The 17th Division (第17師団, Dai-jūnana Shidan) was an infantry division in the Imperial Japanese Army. Its tsūshōgō code name was the Moon Division (月兵団, Tsuki-heidan). The 17th Division was one of two infantry divisions raised by the Imperial Japanese Army immediately after the Russo-Japanese War (1904–1905). The division received its colors on 13 November 1907. Its original headquarters was in a suburb of the city of Okayama, and its troops were recruited primarily from communities in the three prefectures of Okayama, Hiroshima, and Shimane. The first commander of the division was Lieutenant General Ichinohe Hyoe.

==Action==
The division was raised in 1905. On 4 March 1908, the headquarters of the 17th division was transferred to rural Mitsu District, Okayama (now part of the city of Okayama). On 18 March 1915, the headquarters of the division moved to a more central location in Okayama city. However, on 26 March 1915 it was ordered to Liaoyang in Manchuria as a garrison force, before returning to Okayama 10 May 1917.

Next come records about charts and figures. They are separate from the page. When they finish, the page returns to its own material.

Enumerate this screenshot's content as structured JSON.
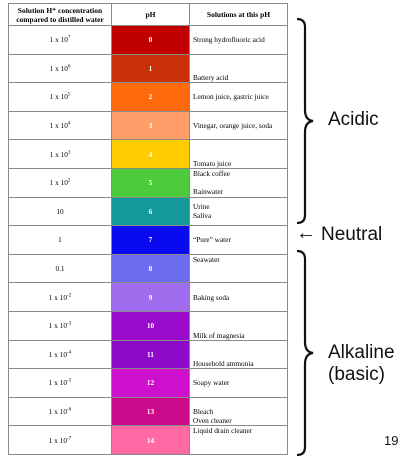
{
  "table": {
    "headers": {
      "concentration_line1": "Solution H⁺ concentration",
      "concentration_line2": "compared to distilled water",
      "ph": "pH",
      "solutions": "Solutions at this pH"
    },
    "rows": [
      {
        "base": "1 x 10",
        "exp": "7",
        "ph": "0",
        "color": "#c00000",
        "solutions": "Strong hydrofluoric acid",
        "align": "middle"
      },
      {
        "base": "1 x 10",
        "exp": "6",
        "ph": "1",
        "color": "#c8300a",
        "solutions": "Battery acid",
        "align": "bottom"
      },
      {
        "base": "1 x 10",
        "exp": "5",
        "ph": "2",
        "color": "#ff6a0c",
        "solutions": "Lemon juice, gastric juice",
        "align": "middle"
      },
      {
        "base": "1 x 10",
        "exp": "4",
        "ph": "3",
        "color": "#ff9e68",
        "solutions": "Vinegar, orange juice, soda",
        "align": "middle"
      },
      {
        "base": "1 x 10",
        "exp": "3",
        "ph": "4",
        "color": "#ffcc00",
        "solutions": "Tomato juice",
        "align": "bottom"
      },
      {
        "base": "1 x 10",
        "exp": "2",
        "ph": "5",
        "color": "#4ccc3c",
        "solutions": "Black coffee\n\nRainwater",
        "align": "middle"
      },
      {
        "base": "10",
        "exp": "",
        "ph": "6",
        "color": "#14999a",
        "solutions": "Urine\nSaliva",
        "align": "middle"
      },
      {
        "base": "1",
        "exp": "",
        "ph": "7",
        "color": "#0a0aee",
        "solutions": "“Pure” water",
        "align": "middle"
      },
      {
        "base": "0.1",
        "exp": "",
        "ph": "8",
        "color": "#6c6cf0",
        "solutions": "Seawater",
        "align": "top"
      },
      {
        "base": "1 x 10",
        "exp": "-2",
        "ph": "9",
        "color": "#9e6cec",
        "solutions": "Baking soda",
        "align": "middle"
      },
      {
        "base": "1 x 10",
        "exp": "-3",
        "ph": "10",
        "color": "#9a0aca",
        "solutions": "Milk of magnesia",
        "align": "bottom"
      },
      {
        "base": "1 x 10",
        "exp": "-4",
        "ph": "11",
        "color": "#8c0ac8",
        "solutions": "Household ammonia",
        "align": "bottom"
      },
      {
        "base": "1 x 10",
        "exp": "-5",
        "ph": "12",
        "color": "#cc10cc",
        "solutions": "Soapy water",
        "align": "middle"
      },
      {
        "base": "1 x 10",
        "exp": "-6",
        "ph": "13",
        "color": "#cc0a8c",
        "solutions": "Bleach\nOven cleaner",
        "align": "bottom"
      },
      {
        "base": "1 x 10",
        "exp": "-7",
        "ph": "14",
        "color": "#ff6aa4",
        "solutions": "Liquid drain cleaner",
        "align": "top"
      }
    ]
  },
  "labels": {
    "acidic": "Acidic",
    "neutral": "Neutral",
    "neutral_arrow": "←",
    "alkaline_line1": "Alkaline",
    "alkaline_line2": "(basic)"
  },
  "page_number": "19"
}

However, in 1925, the division was inactivated. This was authorized by Minister of War Ugaki Kazushige as part of a cost-saving measure during the Kato Takaaki administration, together with the 13th, 15th and 18th divisions.

The 17th Division was resurrected in 1938. At this time, it was formed as a triangular division as part of the general military buildup after the start of the Second Sino-Japanese War. Initially the 17th division was used to replace the transferred 10th division within the China Expeditionary Army, and participated in the Battle of Wuhan. Elements of the division were recalled to Japan in July 1940, while the rest garrisoned the Xuzhou area until relieved by 65th Division.

During the Pacific War, the 17th Division's main combat elements included the 53rd, 54th and 81st Infantry Regiments. These were supported by the 23rd Field Artillery Regiment, the 17th Engineer Regiment, the 17th Transport Regiment and a company of tanks. The division was assigned to the Southern Expeditionary Army Group in September 1943, and was transferred to New Britain in the Solomon Islands under command of the 8th Area Army headquartered in Rabaul. The first echelon of the 17th Division sailed from Shanghai on 20 September 1943, and arrived at Rabaul on 5 October 1943. The second echelon sailed via the same route between 21 October 1943 and 4 November 1943. A separate small convoy that sailed from Shanghai on 20 October was ambushed by the US submarine on 22 October 1943, and 1,087 men of the 17th Division died when auxiliary cruiser Awata Maru was sunk. The remains of convoy arrived in Rabaul on 12 November 1943.

Approximately one-third of the 17th Division's forces (the HQ staff and IJA 81st Infantry Regiment) were stationed on neighboring Bougainville Island, where they were transformed into the 38th Independent Mixed Brigade in July 1944. The remainder of the division, under the command of Lieutenant General Iwao Matsuda, fought at the Battle of Cape Gloucester and the Battle of New Britain, incorporating the 51st Reconnaissance Regiment in the process. At the end of battle the division was reduced to the couple of the independent mixed regiments guarding hospital areas. The 17th Division survivors surrendered on New Britain to Allied forces with the surrender of Japan on 15 August 1945.